Croatia postponed free trade of renewable energy again
The Croatian government postponed the launch of renewable energy free trade for 2019. This is the second consecutive year that the supplier’s obligation to buy electricity from wind farms or other renewable energy sources (RES) at regulated purchase price has been prolonged.
According to the provisions of the Croatian Law on Renewable Energy Sources (RES) and High Efficiency Cogeneration, electricity suppliers’ obligation to take over the total net delivered electricity of eligible producers, on regulated purchase price, should have been terminated at the end of 2017. At its last session in 2017, the Croatian government nevertheless adopted the Decree on Amendments to the Law.
The start of an EKO balance group was also postponed for an additional year. The EKO balance group is regulated by the Law on RES, and it should consist of electricity producers and other individuals who are involved in electricity generation activities and have right to an incentive price in accordance to the contracts concluded with the Croatian energy market operator (HROTE).
By the Law, HROTE is supposed to be EKO balance group leader with the obligation to plan, in a transparent and impartial manner, electricity generation for the group as well as to sell the electricity purchased from the eligible producers, inside the feed in system, at the electricity market.
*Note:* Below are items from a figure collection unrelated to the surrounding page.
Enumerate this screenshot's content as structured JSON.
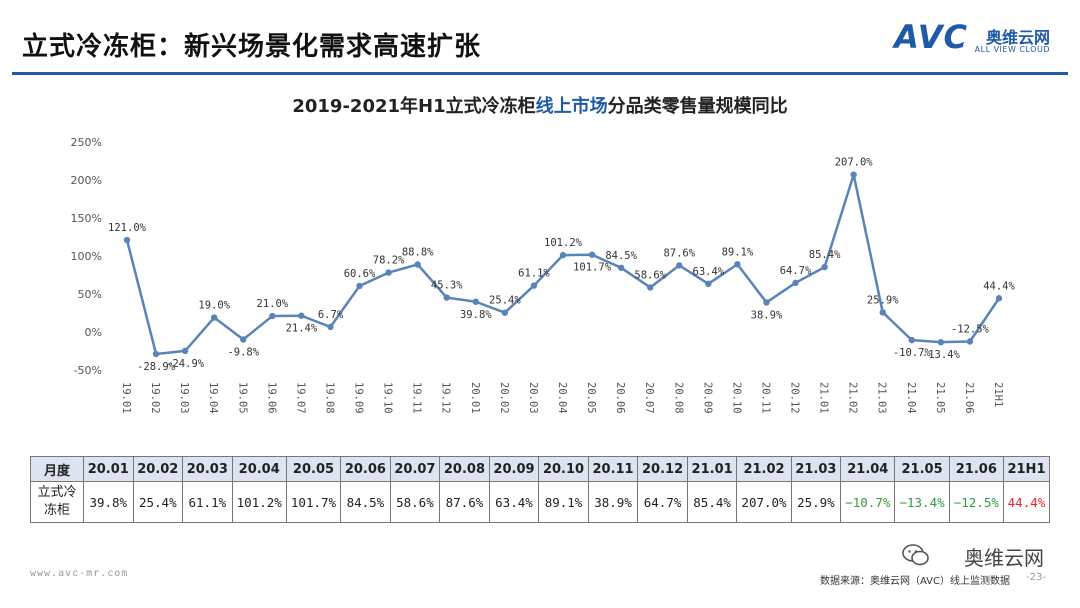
{
  "header": {
    "title": "立式冷冻柜：新兴场景化需求高速扩张",
    "logo_brand": "AVC",
    "logo_cn": "奥维云网",
    "logo_en": "ALL VIEW CLOUD"
  },
  "colors": {
    "line": "#5a84b6",
    "accent": "#1f5aa6",
    "negative": "#2e9e3e",
    "highlight": "#e5262e"
  },
  "chart_data": {
    "type": "line",
    "title_parts": [
      "2019-2021年H1立式冷冻柜",
      "线上市场",
      "分品类零售量规模同比"
    ],
    "categories": [
      "19.01",
      "19.02",
      "19.03",
      "19.04",
      "19.05",
      "19.06",
      "19.07",
      "19.08",
      "19.09",
      "19.10",
      "19.11",
      "19.12",
      "20.01",
      "20.02",
      "20.03",
      "20.04",
      "20.05",
      "20.06",
      "20.07",
      "20.08",
      "20.09",
      "20.10",
      "20.11",
      "20.12",
      "21.01",
      "21.02",
      "21.03",
      "21.04",
      "21.05",
      "21.06",
      "21H1"
    ],
    "values": [
      121.0,
      -28.9,
      -24.9,
      19.0,
      -9.8,
      21.0,
      21.4,
      6.7,
      60.6,
      78.2,
      88.8,
      45.3,
      39.8,
      25.4,
      61.1,
      101.2,
      101.7,
      84.5,
      58.6,
      87.6,
      63.4,
      89.1,
      38.9,
      64.7,
      85.4,
      207.0,
      25.9,
      -10.7,
      -13.4,
      -12.5,
      44.4
    ],
    "labels": [
      "121.0%",
      "-28.9%",
      "-24.9%",
      "19.0%",
      "-9.8%",
      "21.0%",
      "21.4%",
      "6.7%",
      "60.6%",
      "78.2%",
      "88.8%",
      "45.3%",
      "39.8%",
      "25.4%",
      "61.1%",
      "101.2%",
      "101.7%",
      "84.5%",
      "58.6%",
      "87.6%",
      "63.4%",
      "89.1%",
      "38.9%",
      "64.7%",
      "85.4%",
      "207.0%",
      "25.9%",
      "-10.7%",
      "-13.4%",
      "-12.5%",
      "44.4%"
    ],
    "ylim": [
      -50,
      250
    ],
    "yticks": [
      "-50%",
      "0%",
      "50%",
      "100%",
      "150%",
      "200%",
      "250%"
    ],
    "grid": false
  },
  "table": {
    "header_label": "月度",
    "row_label": "立式冷冻柜",
    "months": [
      "20.01",
      "20.02",
      "20.03",
      "20.04",
      "20.05",
      "20.06",
      "20.07",
      "20.08",
      "20.09",
      "20.10",
      "20.11",
      "20.12",
      "21.01",
      "21.02",
      "21.03",
      "21.04",
      "21.05",
      "21.06",
      "21H1"
    ],
    "values": [
      "39.8%",
      "25.4%",
      "61.1%",
      "101.2%",
      "101.7%",
      "84.5%",
      "58.6%",
      "87.6%",
      "63.4%",
      "89.1%",
      "38.9%",
      "64.7%",
      "85.4%",
      "207.0%",
      "25.9%",
      "−10.7%",
      "−13.4%",
      "−12.5%",
      "44.4%"
    ],
    "value_styles": [
      "normal",
      "normal",
      "normal",
      "normal",
      "normal",
      "normal",
      "normal",
      "normal",
      "normal",
      "normal",
      "normal",
      "normal",
      "normal",
      "normal",
      "normal",
      "negative",
      "negative",
      "negative",
      "highlight"
    ]
  },
  "footer": {
    "url": "www.avc-mr.com",
    "source": "数据来源：奥维云网（AVC）线上监测数据",
    "page": "-23-",
    "wechat": "奥维云网"
  }
}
The government explains that this postponement will prevent violations of contractual obligations towards renewable energy producers. The State pays a guaranteed purchase price for electricity produced by renewable energy producers during the first 14 years of their operation. This price was even three times higher than the conventional one, and according to the government statement, “too many wind farms and other facilities have been connected to the grid in last few years.”
Energy from renewables to be sold on electricity market
This purchase price is funded by fees paid by all suppliers (obliged to buy energy from renewable energy producers) and by consumers’ fees. According to the government, energy from RES should be sold on the respective electricity market.
This postponement of the renewable energy free trade could lead to higher electricity prices, Croatian Novi List quoted some of the suppliers who even announced a possibility to leave Croatia under these conditions.
The Renewable Energy Association of Croatia, however, welcomes the adoption of the Decree, and states that the government, by deciding to extend these deadlines, prevented the electricity market’s imbalance.
If HROTE put the incentive-generated electricity on the market, it would cause the collapse of stable composition of production and sale of electricity from RES under clearly defined conditions and prices. It would also show that electricity generation from RES is too expensive and that suppliers would not be interested in buying electricity on the free market. It would reduce the price, and HROTE would lose a part of the income that could be compensated by increasing the RES fee to HRK 15 – 18/kWh (EUR 2.00 – 2.40/kWh), the Association concluded.
Last September, after four years, Croatia increased the fee for renewable energy sources paid by citizens through the electricity bill. The fee was increased from HRK 3.5/kWh (EUR 0.47/kWh) to HRK 10.5/ kWh (EUR 1.42/kWh).